Preston Foster, David Holt, and Dorothy Wilson in The Last Days of Pompeii (1935)


(director: Ernest B. Schoedsack; screenwriters: Boris Ingster/Ruth Rose/story by Melville Baker and James Ashmore Creelman; cinematographers: J. Roy Hunt/Jack Cardiff; editor: Archie Marshek; music: Roy Webb; cast: Preston Foster (Marcus), Alan Hale (Burbix), Basil Rathbone (Pontius Pilate), John Wood (Flavius), Louis Calhern (Prefect), David Holt (Flavius as a boy), Gloria Shea (Julia), Dorothy Wilson (Clodia); Runtime: 90; MPAA Rating: NR; producer: Merian C. Cooper; RKO; 1935)
“Pulpy sword and sandal film, whose highlight is filming the eruption of Vesuvius.

Reviewed by Dennis Schwartz

Ernest B. Schoedsack (“King Kong”/”Mighty Joe Young”/”Grass”) directs this pulpy sword and sandal film, whose highlight is filming the eruption of Vesuvius (a solid victory for special effects). It looks good on screen, but the portentous script by Boris Ingster, which was based on the story by Melville Baker and James Ashmore Creelman, leads me to give it a Coliseum-like thumb’s down.The opening credits reveal it was inspired by the bestselling 19th century historical novel bySir Edward Bulwer-Lytton, but took a radically different tract and was nothing like the serious book–using only its title. It artificially reduces the years between the Crucifixion and Pompeii’s destruction for dramatic purposes, making it historically impossible but offering no great problem for a Hollywood film meant as only entertainment and not too concerned with wrong dates.

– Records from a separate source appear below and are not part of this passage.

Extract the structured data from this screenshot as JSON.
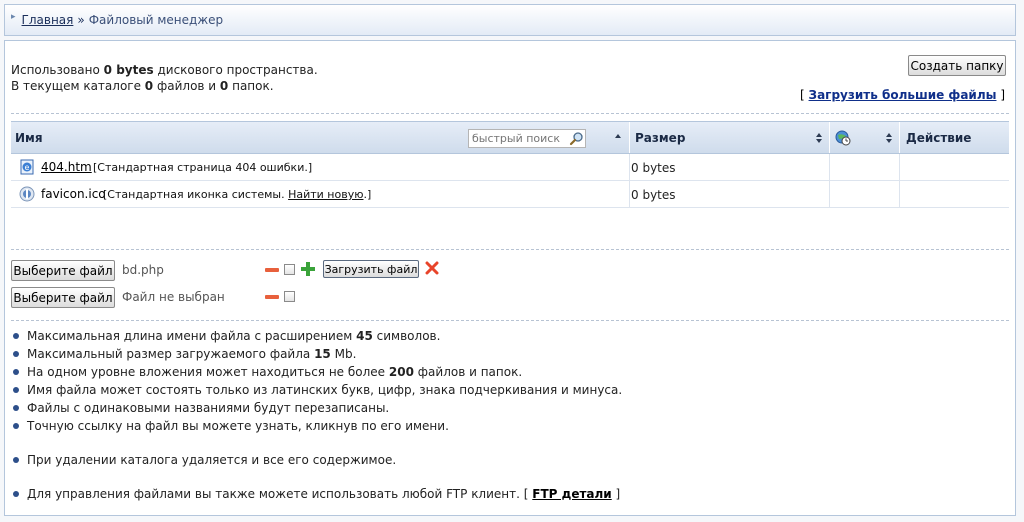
{
  "breadcrumb": {
    "home": "Главная",
    "separator": "»",
    "current": "Файловый менеджер"
  },
  "usage": {
    "line1_prefix": "Использовано",
    "used": "0 bytes",
    "line1_suffix": "дискового пространства.",
    "line2_prefix": "В текущем каталоге",
    "files_count": "0",
    "line2_mid": "файлов и",
    "folders_count": "0",
    "line2_suffix": "папок."
  },
  "toolbar": {
    "create_folder": "Создать папку",
    "upload_big_open": "[",
    "upload_big": "Загрузить большие файлы",
    "upload_big_close": "]"
  },
  "table": {
    "col_name": "Имя",
    "search_placeholder": "быстрый поиск",
    "col_size": "Размер",
    "col_action": "Действие",
    "rows": [
      {
        "name": "404.htm",
        "desc": "[Стандартная страница 404 ошибки.]",
        "size": "0 bytes",
        "icon": "html-file-icon"
      },
      {
        "name": "favicon.ico",
        "desc_prefix": "[Стандартная иконка системы.",
        "desc_link": "Найти новую",
        "desc_suffix": ".]",
        "size": "0 bytes",
        "icon": "favicon-file-icon"
      }
    ]
  },
  "upload": {
    "choose_label": "Выберите файл",
    "row1_file": "bd.php",
    "row2_file": "Файл не выбран",
    "upload_button": "Загрузить файл"
  },
  "info": {
    "i1_a": "Максимальная длина имени файла с расширением",
    "i1_b": "45",
    "i1_c": "символов.",
    "i2_a": "Максимальный размер загружаемого файла",
    "i2_b": "15",
    "i2_c": "Mb.",
    "i3_a": "На одном уровне вложения может находиться не более",
    "i3_b": "200",
    "i3_c": "файлов и папок.",
    "i4": "Имя файла может состоять только из латинских букв, цифр, знака подчеркивания и минуса.",
    "i5": "Файлы с одинаковыми названиями будут перезаписаны.",
    "i6": "Точную ссылку на файл вы можете узнать, кликнув по его имени.",
    "i7": "При удалении каталога удаляется и все его содержимое.",
    "i8_a": "Для управления файлами вы также можете использовать любой FTP клиент.",
    "i8_open": "[",
    "i8_link": "FTP детали",
    "i8_close": "]"
  },
  "colors": {
    "accent": "#0f2f8a",
    "header_bg": "#d4e0ef",
    "border": "#b4c6dc",
    "bullet": "#2d4f8a",
    "minus": "#e8603c",
    "plus": "#3aa33a",
    "delete": "#e8442a"
  }
}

The film tells about a poor but honest, hard-working Pompeiian blacksmith, Marcus (Preston Foster), who had the misfortune of watching his loving wife (Gloria Shea) and six month old child injured when run over by a hit-and-run chariot, and because he had no money for a doctor they both died. The destitute Marcus sees no recourse but to earn money in the arena as a gladiator, something he refused to do before. Forced to kill his opponents, something he regrets, Marcus nevertheless goes through a personality change and rises to the top as a gladiator and amasses wealth and gains prestige, two things he’s now obsessed with achieving as life necessities.

Feeling sorry for Flavius (David Holt), the orphaned 11-year-old son of an opponent he killed in battle, Marcus adopts him. When Marcus is forced out of the arena, he finds lucrative work as a slave-trader and horse-thief. Marcus’ odious career choices make him one of the richest men in Rome. While trading horses Marcus meets a seer, whose prophesy is that Flavius will go to the trouble spot in Jerusalem and meet “a great man” and that Marcus will be confronted with a life-altering choice between success and failure. Thinking the “great man” is Pontius Pilate (Basil Rathbone), Marcus goes to Jerusalem and gets hired to work for the dapper aristocratic Pilate stealing horses. On such a job mission, Flavius gets thrown from a horse, and a mysterious religious man, known only as “The Lord,” cures him. Later Marcus witnesses the Crucifixion of Jesus Christ at Calvary, and realizes that’s the stranger who cured his foster child. But Marcus was more interested in saving his gold than he was in saving Jesus, believing his religious message is nonsense. Now Marcus is an old man back in Pompeii, wanting his grown son Flavius (John Wood) to carry on his prosperous business. But idealistic Flavius is haunted by dreams of the man who saved his life and rejects his father’s plan and instead schemes to free runaway slaves who are destined for death in the arena. When Flavius is captured with the fleeing slaves, he’s forced to fight in the arena. But before the battle begins, Mt. Vesuvius erupts. Marcus is given a second chance to save either lives or his gold. The repentant Marcus this time chooses the more noble path, and sacrifices his life to save his son and a group of runaway slaves. That calls for a trip to heaven, where the greeter is, wouldn’t you know it, Jesus.

The film cost too much to make a profit on its release. Of note, acting honors go hands down to Rathbone, for his colorful performance.